2. Key Security Threats and Attack Types
- Prompt Injection Attacks: Crafting malicious prompts to cause harmful outputs or data leaks.
- Overloading Attacks: Flooding LLM with excessive or large inputs to degrade or crash the system.
- Prompt Leakage Attacks: Sensitive data included in prompts leaked in outputs to unauthorized users.
- Cross-Site Scripting (XSS) Attacks: Malicious scripts embedded in prompts executed via generated HTML/JS outputs.
- Direct API Access Attacks: Unauthorized access to backend API endpoints bypassing frontend controls.
- Model Theft (Model Stealing): Unauthorized extraction of model behavior or parameters by repeated querying.
- Poisoning the Well: Injecting biased or malicious training data to manipulate model outputs and behavior.
3. NIST Framework Application
- NIST CSF Core Functions:
- Identify: Map assets (LLM backend, APIs, data flows), risks (e.g., prompt injection).

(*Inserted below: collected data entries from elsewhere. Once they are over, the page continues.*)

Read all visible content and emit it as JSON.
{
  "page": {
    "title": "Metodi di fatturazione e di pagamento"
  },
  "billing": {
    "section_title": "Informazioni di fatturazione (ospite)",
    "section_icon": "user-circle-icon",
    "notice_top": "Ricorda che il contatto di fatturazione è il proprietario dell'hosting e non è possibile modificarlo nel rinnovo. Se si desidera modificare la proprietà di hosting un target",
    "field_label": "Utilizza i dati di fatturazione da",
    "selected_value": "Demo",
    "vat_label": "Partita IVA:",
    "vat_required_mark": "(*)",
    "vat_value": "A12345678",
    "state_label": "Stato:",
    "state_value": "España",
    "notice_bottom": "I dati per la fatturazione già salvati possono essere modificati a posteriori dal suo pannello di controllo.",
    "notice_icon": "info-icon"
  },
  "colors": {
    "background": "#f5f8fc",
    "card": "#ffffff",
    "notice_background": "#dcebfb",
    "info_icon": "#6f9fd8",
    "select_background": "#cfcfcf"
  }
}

- Protect: Access controls, input sanitization, blacklisting, sandboxing.
- Detect: Monitor login failures, suspicious prompt patterns.
- Respond: Use blacklists, isolate threats, recovery plans.
- Recover: Version control and backups for rollback.
- NIST SP 800-53 Controls:
- Access Control (AC): Enforce authentication and authorization.
- System and Communications Protection (SC): Encrypt traffic, isolate LLM in containers.
- Audit and Accountability (AU): Log and monitor activities.
- Risk Assessment (RA): Threat modeling for input-based attacks.
- Configuration Management (CM): Use Git for version control.
- System Integrity (SI): Input validation, sandboxing, prevent command execution.
4. Mitigation Strategies and Secure Design
- Input and output sanitization to filter dangerous commands and sensitive data.